Activity time: 15 minutes
Materials for Activity
- A copy of the story "Fruitlands"
- Leader Resource 5, Louisa May Alcott, Portrait
- Optional: Computer and digital projector
Preparation for Activity
- Print out the story and prepare to read or tell it. Or, invite a participant to read or tell it, and provide them with the story in advance.
- Print out Leader Resource 5, Louisa May Alcott, Portrait.
- Optional: Download Leader Resource 5 and prepare to project it as a digital slide.
Description of Activity
Read or tell the story, or invite a participant to read it aloud. Use these questions to engage a group conversation:
- Our congregation's families today face the same challenge that confronted the Con-Sociate Family: living in accordance with stated principles in a society of individuals. What can we learn from the Fruitlands experiment that will help us build stronger congregations, that will help us forge the bonds of community while respecting the unique contribution of each individual?

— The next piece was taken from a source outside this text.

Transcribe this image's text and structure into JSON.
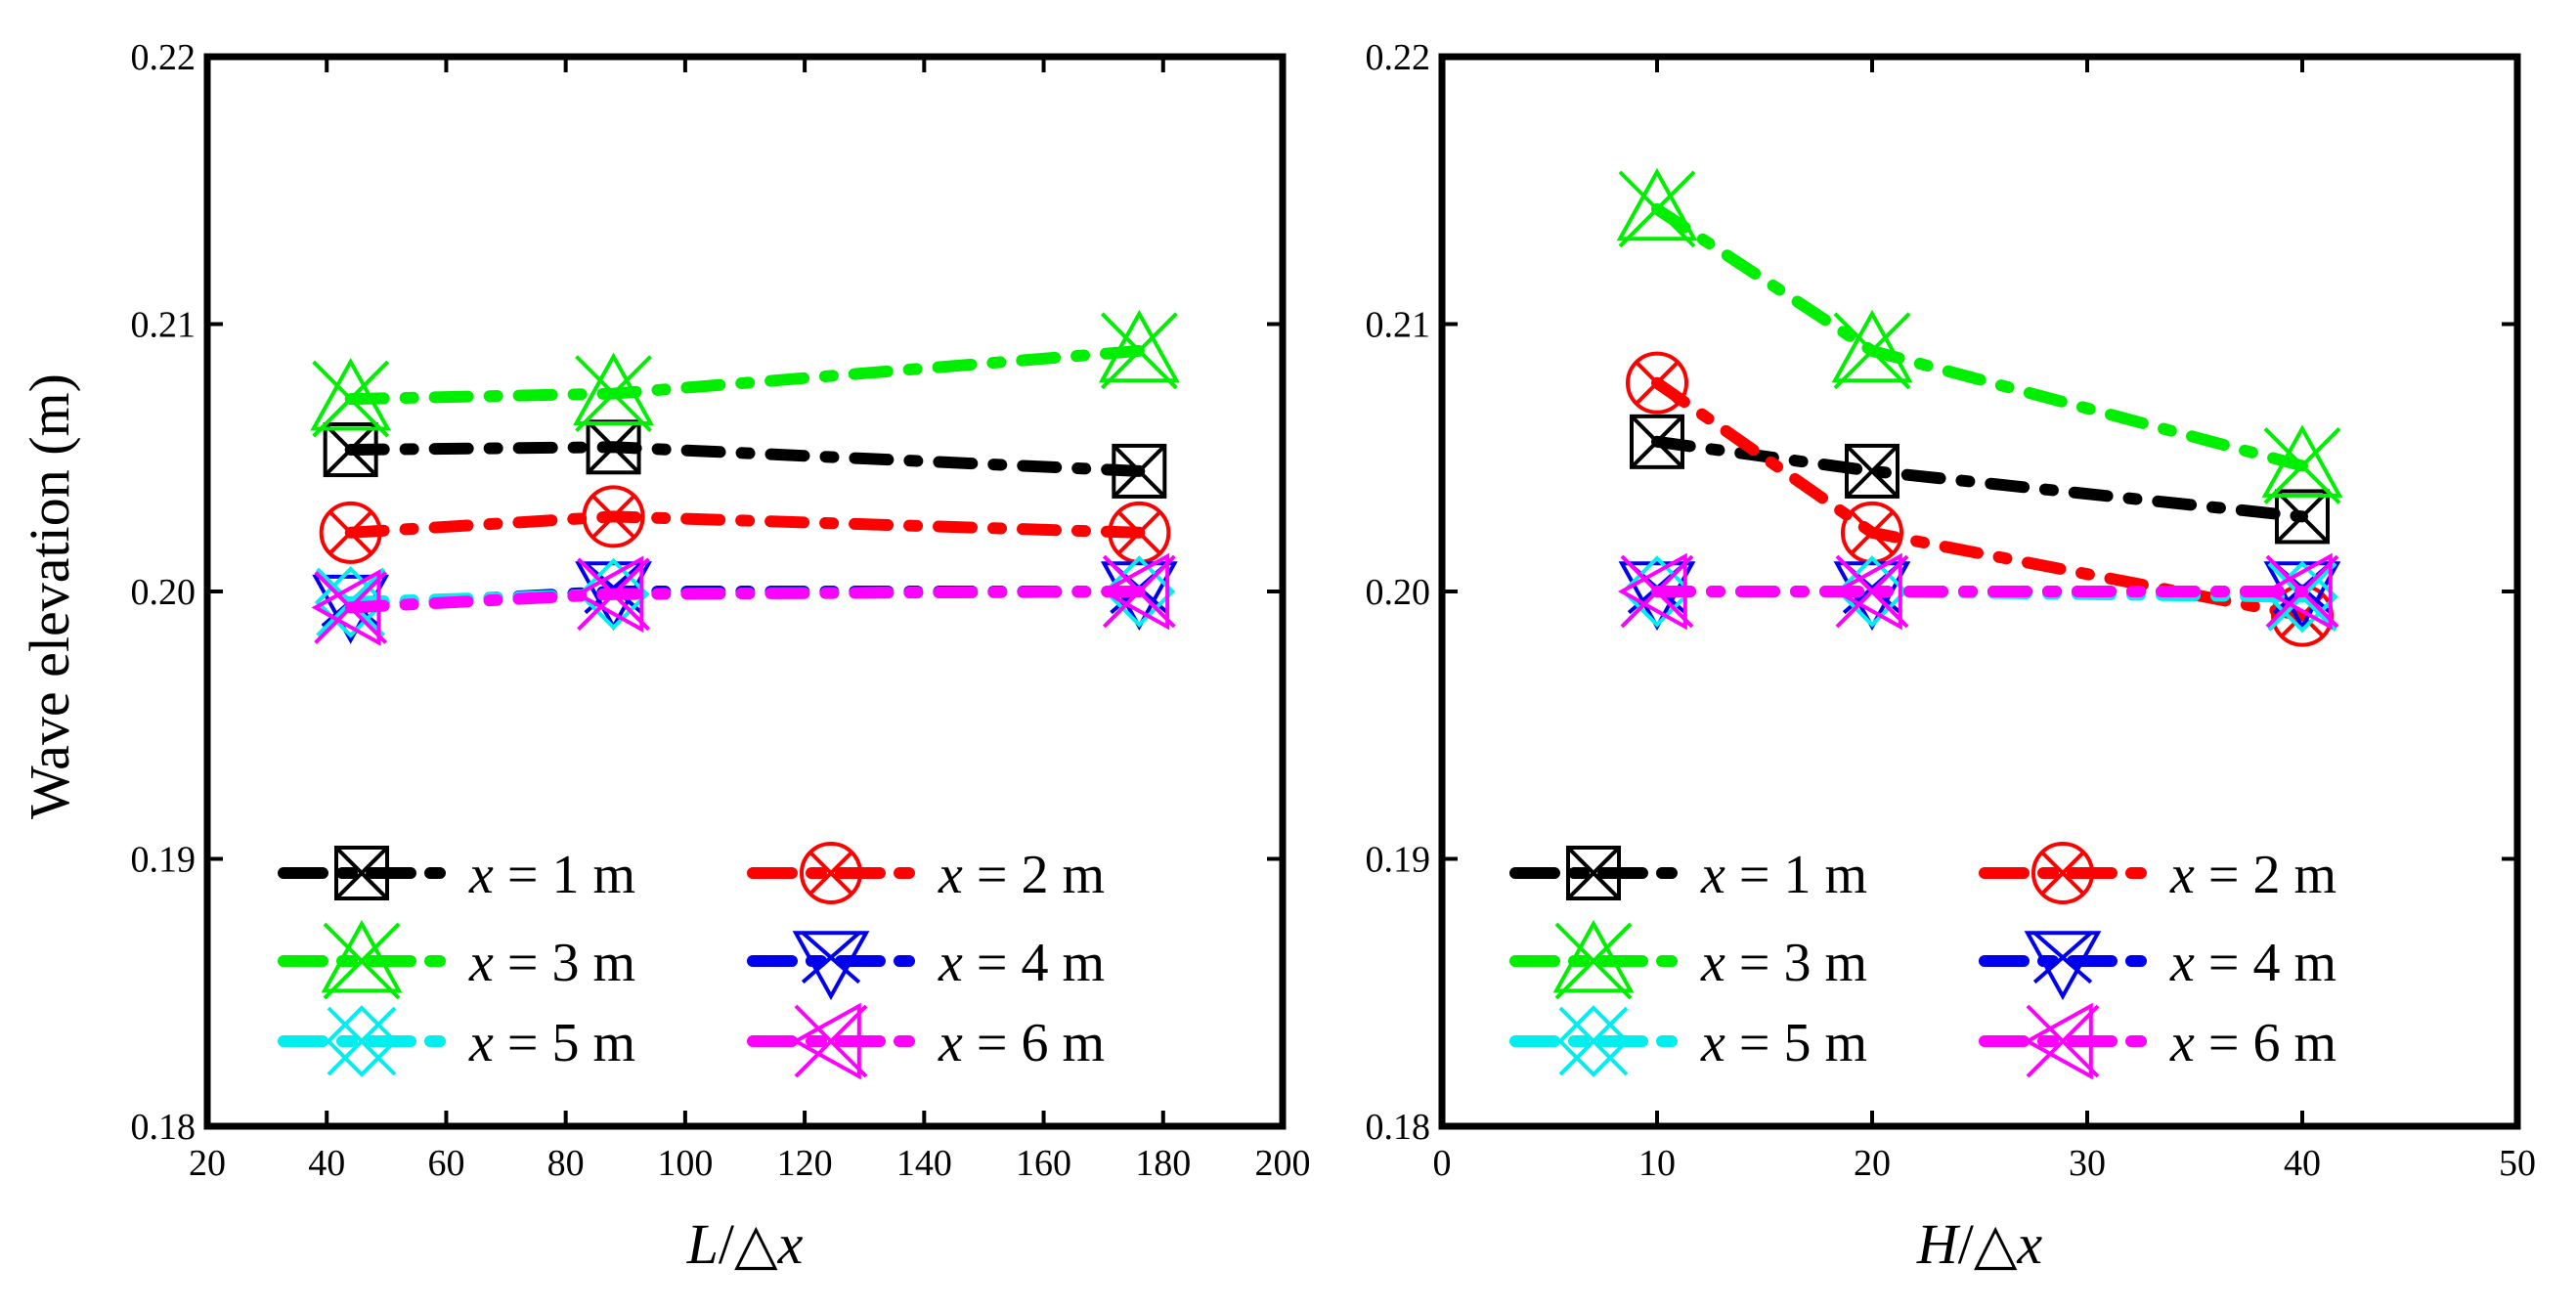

- Of her time in the Con-Sociate Family Louisa May Alcott wrote, "Transcendental wild oats were sown broadcast that year, and the fame thereof has not yet ceased in the land; for futile as this crop seemed to outsiders, it bore an invisible harvest, worth much to those who planted in earnest." Do you think Fruitlands was a success in providing a place where people could learn about living a principled life in community or was it ultimately a failure?
- In our congregations we do not face the kinds of hardship for survival that the residents of Fruitlands faces. We do not depend on each other for food and shelter, but we do depend on each other to do the work of the community. What might Fruitlands tell us about putting community over self or ideal over desire?
- At Fruitlands the behavior of each person was dictated in the matter of dress, study, work, diet, and even bathing habits. As covenantal congregations we, too, live according to a code of communal behavior rather than one of proper belief. What is the difference between a requirement of compliance and a covenant? Given that those who chose to live at Fruitlands did so voluntarily and in agreement with its aims, was it reasonable to expect them to comply with these dictates? What experience do you have with being part of a group with restrictions on dress or behavior? Do you view compliance with those restrictions as necessary if you wanted to be part of the group?
- Louisa May Alcott wrote of her father, "He has seen several of his ideals become facts and that is more than most of us ever do... " Is seeing the reality of an ideal worth the risk of failure? What risks does your congregation take based on living according to its principles?